I will always remember 1973, the 31st of March. It was the day I ate humble pie for the first time.
I was back then, and still today to some degree, rather xenophobic when it comes to foreign invaders to these shores. Not with the Irish horses or jockeys, after all Arkle was of the Emerald Isle and he, even though Mill House was my first true love, was beyond envious thought. He was an equine God and it made no difference which country he represented. But horses from Europe, the U.S. and in Crisp’s case, Australia, really had to work hard to win my affection or approval. I always wanted English trainers and horses to win, Arkle excepted, of course.
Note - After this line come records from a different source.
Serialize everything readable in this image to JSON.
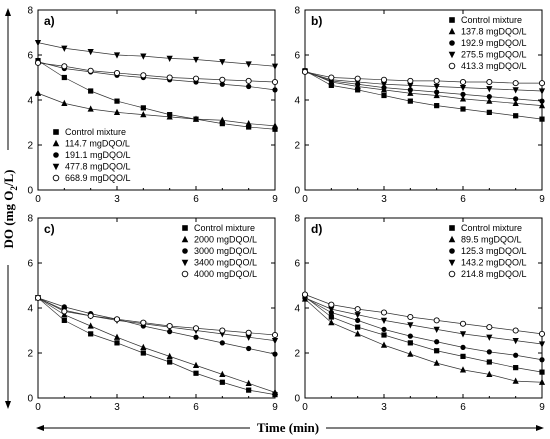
{
  "figure": {
    "ylabel_main": "DO (mg O",
    "ylabel_sub": "2",
    "ylabel_tail": "/L)",
    "xlabel": "Time (min)"
  },
  "chart_data": [
    {
      "type": "line",
      "panel": "a)",
      "xlim": [
        0,
        9
      ],
      "ylim": [
        0,
        8
      ],
      "xticks": [
        0,
        3,
        6,
        9
      ],
      "yticks": [
        0,
        2,
        4,
        6,
        8
      ],
      "legend_position": "bottom-left",
      "series": [
        {
          "name": "Control mixture",
          "marker": "square",
          "x": [
            0,
            1,
            2,
            3,
            4,
            5,
            6,
            7,
            8,
            9
          ],
          "y": [
            5.75,
            5.0,
            4.4,
            3.95,
            3.65,
            3.35,
            3.15,
            2.95,
            2.8,
            2.7
          ]
        },
        {
          "name": "114.7 mgDQO/L",
          "marker": "triangle-up",
          "x": [
            0,
            1,
            2,
            3,
            4,
            5,
            6,
            7,
            8,
            9
          ],
          "y": [
            4.3,
            3.85,
            3.6,
            3.45,
            3.35,
            3.25,
            3.15,
            3.1,
            2.95,
            2.85
          ]
        },
        {
          "name": "191.1 mgDQO/L",
          "marker": "circle",
          "x": [
            0,
            1,
            2,
            3,
            4,
            5,
            6,
            7,
            8,
            9
          ],
          "y": [
            5.7,
            5.4,
            5.25,
            5.1,
            5.0,
            4.9,
            4.8,
            4.7,
            4.6,
            4.45
          ]
        },
        {
          "name": "477.8 mgDQO/L",
          "marker": "triangle-down",
          "x": [
            0,
            1,
            2,
            3,
            4,
            5,
            6,
            7,
            8,
            9
          ],
          "y": [
            6.55,
            6.3,
            6.15,
            6.0,
            5.95,
            5.85,
            5.8,
            5.7,
            5.6,
            5.5
          ]
        },
        {
          "name": "668.9 mgDQO/L",
          "marker": "circle-open",
          "x": [
            0,
            1,
            2,
            3,
            4,
            5,
            6,
            7,
            8,
            9
          ],
          "y": [
            5.65,
            5.5,
            5.3,
            5.2,
            5.1,
            5.0,
            4.95,
            4.9,
            4.85,
            4.8
          ]
        }
      ]
    },
    {
      "type": "line",
      "panel": "b)",
      "xlim": [
        0,
        9
      ],
      "ylim": [
        0,
        8
      ],
      "xticks": [
        0,
        3,
        6,
        9
      ],
      "yticks": [
        0,
        2,
        4,
        6,
        8
      ],
      "legend_position": "top-right",
      "series": [
        {
          "name": "Control mixture",
          "marker": "square",
          "x": [
            0,
            1,
            2,
            3,
            4,
            5,
            6,
            7,
            8,
            9
          ],
          "y": [
            5.3,
            4.65,
            4.45,
            4.2,
            3.95,
            3.75,
            3.6,
            3.45,
            3.3,
            3.15
          ]
        },
        {
          "name": "137.8 mgDQO/L",
          "marker": "triangle-up",
          "x": [
            0,
            1,
            2,
            3,
            4,
            5,
            6,
            7,
            8,
            9
          ],
          "y": [
            5.3,
            4.8,
            4.6,
            4.45,
            4.3,
            4.2,
            4.05,
            3.95,
            3.85,
            3.75
          ]
        },
        {
          "name": "192.9 mgDQO/L",
          "marker": "circle",
          "x": [
            0,
            1,
            2,
            3,
            4,
            5,
            6,
            7,
            8,
            9
          ],
          "y": [
            5.25,
            4.85,
            4.7,
            4.55,
            4.45,
            4.35,
            4.25,
            4.15,
            4.05,
            3.95
          ]
        },
        {
          "name": "275.5 mgDQO/L",
          "marker": "triangle-down",
          "x": [
            0,
            1,
            2,
            3,
            4,
            5,
            6,
            7,
            8,
            9
          ],
          "y": [
            5.25,
            4.9,
            4.8,
            4.7,
            4.65,
            4.6,
            4.55,
            4.5,
            4.45,
            4.4
          ]
        },
        {
          "name": "413.3 mgDQO/L",
          "marker": "circle-open",
          "x": [
            0,
            1,
            2,
            3,
            4,
            5,
            6,
            7,
            8,
            9
          ],
          "y": [
            5.25,
            5.0,
            4.95,
            4.9,
            4.85,
            4.85,
            4.8,
            4.8,
            4.75,
            4.75
          ]
        }
      ]
    },
    {
      "type": "line",
      "panel": "c)",
      "xlim": [
        0,
        9
      ],
      "ylim": [
        0,
        8
      ],
      "xticks": [
        0,
        3,
        6,
        9
      ],
      "yticks": [
        0,
        2,
        4,
        6,
        8
      ],
      "legend_position": "top-right",
      "series": [
        {
          "name": "Control mixture",
          "marker": "square",
          "x": [
            0,
            1,
            2,
            3,
            4,
            5,
            6,
            7,
            8,
            9
          ],
          "y": [
            4.45,
            3.45,
            2.85,
            2.45,
            2.0,
            1.6,
            1.1,
            0.7,
            0.35,
            0.15
          ]
        },
        {
          "name": "2000 mgDQO/L",
          "marker": "triangle-up",
          "x": [
            0,
            1,
            2,
            3,
            4,
            5,
            6,
            7,
            8,
            9
          ],
          "y": [
            4.45,
            3.7,
            3.2,
            2.7,
            2.25,
            1.85,
            1.45,
            1.05,
            0.65,
            0.25
          ]
        },
        {
          "name": "3000 mgDQO/L",
          "marker": "circle",
          "x": [
            0,
            1,
            2,
            3,
            4,
            5,
            6,
            7,
            8,
            9
          ],
          "y": [
            4.45,
            4.05,
            3.75,
            3.5,
            3.2,
            2.95,
            2.7,
            2.45,
            2.2,
            1.95
          ]
        },
        {
          "name": "3400 mgDQO/L",
          "marker": "triangle-down",
          "x": [
            0,
            1,
            2,
            3,
            4,
            5,
            6,
            7,
            8,
            9
          ],
          "y": [
            4.45,
            3.9,
            3.65,
            3.45,
            3.3,
            3.15,
            3.0,
            2.85,
            2.7,
            2.55
          ]
        },
        {
          "name": "4000 mgDQO/L",
          "marker": "circle-open",
          "x": [
            0,
            1,
            2,
            3,
            4,
            5,
            6,
            7,
            8,
            9
          ],
          "y": [
            4.45,
            3.85,
            3.65,
            3.5,
            3.35,
            3.2,
            3.1,
            3.0,
            2.9,
            2.8
          ]
        }
      ]
    },
    {
      "type": "line",
      "panel": "d)",
      "xlim": [
        0,
        9
      ],
      "ylim": [
        0,
        8
      ],
      "xticks": [
        0,
        3,
        6,
        9
      ],
      "yticks": [
        0,
        2,
        4,
        6,
        8
      ],
      "legend_position": "top-right",
      "series": [
        {
          "name": "Control mixture",
          "marker": "square",
          "x": [
            0,
            1,
            2,
            3,
            4,
            5,
            6,
            7,
            8,
            9
          ],
          "y": [
            4.5,
            3.6,
            3.15,
            2.8,
            2.45,
            2.1,
            1.85,
            1.6,
            1.35,
            1.15
          ]
        },
        {
          "name": "89.5 mgDQO/L",
          "marker": "triangle-up",
          "x": [
            0,
            1,
            2,
            3,
            4,
            5,
            6,
            7,
            8,
            9
          ],
          "y": [
            4.4,
            3.35,
            2.85,
            2.35,
            1.95,
            1.55,
            1.25,
            1.05,
            0.75,
            0.7
          ]
        },
        {
          "name": "125.3 mgDQO/L",
          "marker": "circle",
          "x": [
            0,
            1,
            2,
            3,
            4,
            5,
            6,
            7,
            8,
            9
          ],
          "y": [
            4.45,
            3.8,
            3.45,
            3.05,
            2.75,
            2.5,
            2.25,
            2.05,
            1.9,
            1.7
          ]
        },
        {
          "name": "143.2 mgDQO/L",
          "marker": "triangle-down",
          "x": [
            0,
            1,
            2,
            3,
            4,
            5,
            6,
            7,
            8,
            9
          ],
          "y": [
            4.45,
            3.95,
            3.7,
            3.45,
            3.25,
            3.05,
            2.85,
            2.7,
            2.55,
            2.4
          ]
        },
        {
          "name": "214.8 mgDQO/L",
          "marker": "circle-open",
          "x": [
            0,
            1,
            2,
            3,
            4,
            5,
            6,
            7,
            8,
            9
          ],
          "y": [
            4.6,
            4.15,
            3.95,
            3.8,
            3.6,
            3.45,
            3.3,
            3.15,
            3.0,
            2.85
          ]
        }
      ]
    }
  ]
}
So up until March 31st, 1973, I was no admirer of the big and black Australian chaser, even if he had won the Champion 2-mile Chase at the National Hunt Festival. If anything, that was even more reason to not want him to win the Grand National.
I can’t remember what I backed in the race. As Spanish Steps was the great love of my life at the time, I must have backed him. It would have been gross disloyalty if I hadn’t. Of course, there wasn’t any moment during the race when I thought I would be collecting from the bookmaker and to be honest you would not have known he was in the race for much of the 4-mile 4-furlongs, though that can be said of the majority of the 38 starters.
We all know the race, so there is no point describing Crisp’s demolition of Aintree’s fearsome reputation. For the most part, I was a transfixed t.v. viewer. I couldn’t believe what I was witnessing. He wouldn’t get home, obviously. A blind pundit could see that a 2-mile chaser could never jump with the exuberance he was displaying and keep galloping even as far as Becher’s second time round.
As Julian Wilson said ‘I have never seen a horse so far ahead at this stage of the race’. That was Becher’s second time round. By Valentines, only the backers of Red Rum were not wanting the Australian mega-hero to gain the due rewards for his wonderous slaughter of Aintree’s reputation.
I watch the race even now, only occasionally as I still half-believe Crisp holds on or Richard Pitman does not pick up his stick to give Crisp an encouraging smack, unbalancing the horse and sucking the last vestiges of energy from him. Pitman owns up to the error. He believes, perhaps rightly, that his action was the difference between victory and defeat. I doubt if Fred Winter believed that tap on the rump made any difference. As Crisp jumped the second last fence, he turned to Sir Chester Manifold, Crisp’s owner, and said, ‘I’m afraid, Sir Chester, we are going to be beaten.’
Let’s right the record. Richard Pitman is a modest man deserving, in my opinion, of a knighthood and though he believes he was the reason Crisp failed to hold on, in my opinion his riding that day was one of the greatest rides of my lifetime. To have the skill and courage to go the shortest route around Aintree, where back then the drops were the longest, and to allow Crisp to basically run his own race, took a magnitude of bravery very few jockeys would ever dare copy.
And remember, Crisp was beaten ¾-of-a-length, giving the mighty Red Rum 23Ibs. No horse at any time in racing history, not even Arkle, could give that sort of weight in the Grand National to the greatest Aintree horse of all-time. Yet Crisp so very nearly did. Red Rum knocked 19-seconds of the race record, with the first four home all beating Golden Miller’s then fastest time, with L’Escargot also carrying 12-st, with Spanish Steps 1Ib less.
And it is that, sometimes overlooked, fact, aided by 1973 being the first of Red Rum’s 3 Grand Nationals victories, which makes me absolutely certain that the 1973 Grand National was the greatest horse race ever run.